Umsturz in Syrien: Kurd*innen aus Nordsyrien vertrieben
In Nordsyrien bedrohen pro-türkische Milizen die kurdische Selbstverwaltung. Durch Kämpfe und türkische Bombardierungen werden Zehntausende vertrieben.
Um die Stadt nahe der türkischen Grenze mit rund 70.000 Einwohnenden wurde zwei Wochen lang gekämpft. Um Zivilist*innen zu schützen, wollen sich die kurdischen Milizen der sogenannten Syrischen Demokratischen Kräfte (SDF) aus Manbidsch zurückziehen, meldete ihr Kommandeur, Maslum Abdi, am Mittwoch. Mit der SNA sei inzwischen eine Waffenruhe vereinbart.
Manbidsch war die letzte von den Kurdenmilizen kontrollierte Stadt westlich des Flusses Euphrat. Die Türkei verdrängt die Kurd*innen aus ihren Gebieten in Nordsyrien in Richtung Ostsyrien. Die Türkei will eine militarisierte Zone rund 30 Kilometer ins Landesinnere Syriens entlang der gemeinsamen Grenze schaffen.
Übergriffe durch islamistische Gruppierungen
Dazu fliegt sie auch Luftangriffe auf kurdische Gebiete in Nord- und Ostsyrien. Seit Langem greift die Türkei immer wieder zivile kurdische Orte mit Drohnen, Artillerie und Kampfjets an. Mit dem erfolgten Umbruch nutzt die türkische Regierung nun die Chance, ihren Einfluss militärisch zu erweitern.
Bei den Kämpfen und Luftangriffen in der vergangenen Woche seien Dutzende Menschen getötet worden, meldet die Vertretung der Selbstverwaltung von Nord- und Ostsyrien (DAANES). Darunter seien viele Frauen und Kinder. 80.000 Kurd*innen sind lokalen Quellen zufolge bei kalten Temperaturen aufgebrochen, über den Fluss Euphrat in östliche Gebiete Rojavas zu fliehen. Kurdische Medien melden zudem gewalttätige Angriffe auf Kurd*innen durch verschiedene islamistische Gruppierungen.

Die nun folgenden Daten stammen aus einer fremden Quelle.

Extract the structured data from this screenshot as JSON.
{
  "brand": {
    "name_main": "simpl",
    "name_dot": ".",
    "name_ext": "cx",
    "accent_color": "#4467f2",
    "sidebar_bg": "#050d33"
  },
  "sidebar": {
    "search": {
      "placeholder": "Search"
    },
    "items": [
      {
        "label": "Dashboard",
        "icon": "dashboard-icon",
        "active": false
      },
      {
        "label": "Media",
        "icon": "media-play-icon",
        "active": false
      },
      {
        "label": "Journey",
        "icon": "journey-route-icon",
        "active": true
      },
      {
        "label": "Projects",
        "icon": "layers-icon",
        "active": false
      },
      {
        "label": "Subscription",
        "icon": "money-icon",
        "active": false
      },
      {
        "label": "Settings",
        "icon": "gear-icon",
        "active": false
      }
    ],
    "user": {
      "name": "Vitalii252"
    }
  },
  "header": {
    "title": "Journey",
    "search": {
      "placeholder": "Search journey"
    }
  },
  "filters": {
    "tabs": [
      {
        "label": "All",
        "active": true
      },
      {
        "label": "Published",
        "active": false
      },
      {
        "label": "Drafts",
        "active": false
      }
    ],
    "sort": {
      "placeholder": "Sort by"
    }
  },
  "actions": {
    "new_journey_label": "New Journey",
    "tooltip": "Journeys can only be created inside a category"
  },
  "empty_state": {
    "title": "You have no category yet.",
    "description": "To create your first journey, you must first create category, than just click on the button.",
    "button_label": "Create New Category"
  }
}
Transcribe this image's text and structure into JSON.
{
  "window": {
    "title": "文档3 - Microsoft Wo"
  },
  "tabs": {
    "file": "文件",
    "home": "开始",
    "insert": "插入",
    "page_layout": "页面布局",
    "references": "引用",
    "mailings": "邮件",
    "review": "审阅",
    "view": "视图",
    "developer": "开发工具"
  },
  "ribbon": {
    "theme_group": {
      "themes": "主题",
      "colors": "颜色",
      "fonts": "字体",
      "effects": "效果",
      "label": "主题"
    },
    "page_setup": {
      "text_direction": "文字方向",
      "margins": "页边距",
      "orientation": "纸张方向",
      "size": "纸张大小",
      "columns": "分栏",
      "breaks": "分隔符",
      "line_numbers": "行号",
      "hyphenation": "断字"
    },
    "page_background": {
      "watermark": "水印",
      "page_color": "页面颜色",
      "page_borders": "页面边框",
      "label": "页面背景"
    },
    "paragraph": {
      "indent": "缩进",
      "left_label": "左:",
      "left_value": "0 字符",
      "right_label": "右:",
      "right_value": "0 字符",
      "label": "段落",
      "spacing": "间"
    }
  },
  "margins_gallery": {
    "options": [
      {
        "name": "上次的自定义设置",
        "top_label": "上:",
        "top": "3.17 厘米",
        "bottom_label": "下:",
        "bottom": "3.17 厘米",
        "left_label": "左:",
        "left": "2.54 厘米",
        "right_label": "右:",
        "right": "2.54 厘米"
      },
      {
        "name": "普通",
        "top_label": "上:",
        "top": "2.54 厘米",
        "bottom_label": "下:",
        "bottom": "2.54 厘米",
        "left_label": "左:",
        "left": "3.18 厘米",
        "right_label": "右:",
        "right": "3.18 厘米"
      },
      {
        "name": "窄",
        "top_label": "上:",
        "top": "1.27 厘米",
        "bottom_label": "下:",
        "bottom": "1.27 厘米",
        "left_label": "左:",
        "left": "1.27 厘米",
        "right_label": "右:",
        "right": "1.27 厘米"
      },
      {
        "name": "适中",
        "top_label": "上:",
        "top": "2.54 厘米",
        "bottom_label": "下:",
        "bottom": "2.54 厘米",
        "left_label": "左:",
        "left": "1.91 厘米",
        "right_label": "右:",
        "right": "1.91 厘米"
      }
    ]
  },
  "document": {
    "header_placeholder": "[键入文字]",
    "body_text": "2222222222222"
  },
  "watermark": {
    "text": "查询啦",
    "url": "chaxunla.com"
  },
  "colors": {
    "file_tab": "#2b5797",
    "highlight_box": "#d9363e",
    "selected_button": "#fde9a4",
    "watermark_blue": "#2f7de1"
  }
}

Für die Kurd*innen ist das Projekt der demokratischen Selbstverwaltung gefährdet. „Diese Angriffe bedrohen nicht nur die Stabilität in Syrien, sondern verschärfen auch die humanitäre Krise“, sagte Kongra Star, ein Zusammenschluss von kurdischen Frauenorganisationen, am Mittwoch. Zuvor hatte die SNA den Kanton Schehba, nördlich von Aleppo, eingenommen. Dort lebten Kurd*innen in Geflüchtetenlagern, nachdem die Türkei 2018 die Region Afrin völkerrechtswidrig besetzt hatte.
Symbol des Kampfes gegen den IS
Als türkische Streitkräfte und ihre syrischen Verbündeten damals die Kontrolle übernommen hatten, vertrieben sie die überwiegend kurdische Bevölkerung aus ihren Häusern. Nun müssen sie aus Schehba erneut fliehen. Insbesondere Frauen und Kinder lebten unter widrigen Bedingungen. Es gebe bisher wenig internationale humanitäre Hilfe in der Akutsituation, sagt Kongra Star.
Am Dienstag meldeten kurdische Quellen, die protürkischen Milizen seien auf dem Einmarsch in die Grenzstadt Kobanê. Dabei sind ein Kind und ein Erwachsener getötet worden, zwei Kinder wurden verletzt, meldet die kurdische Nachrichtenagentur ANF am Mittwoch. Kobanê war 2014 zum Symbol im Kampf gegen den sogenannten Islamischen Staat (IS) geworden, als kurdische Milizen, vor allem die Volksverteidigungseinheiten (YPG), die Stadt verteidigt hatten.
Die selbstgebildete syrische Übergangsregierung unter Führung der islamistischen Gruppe Haiat Tahrir al-Scham (HTS) hat sich bisher nicht geäußert, ob sie die kurdische Selbstverwaltung tolerieren wird.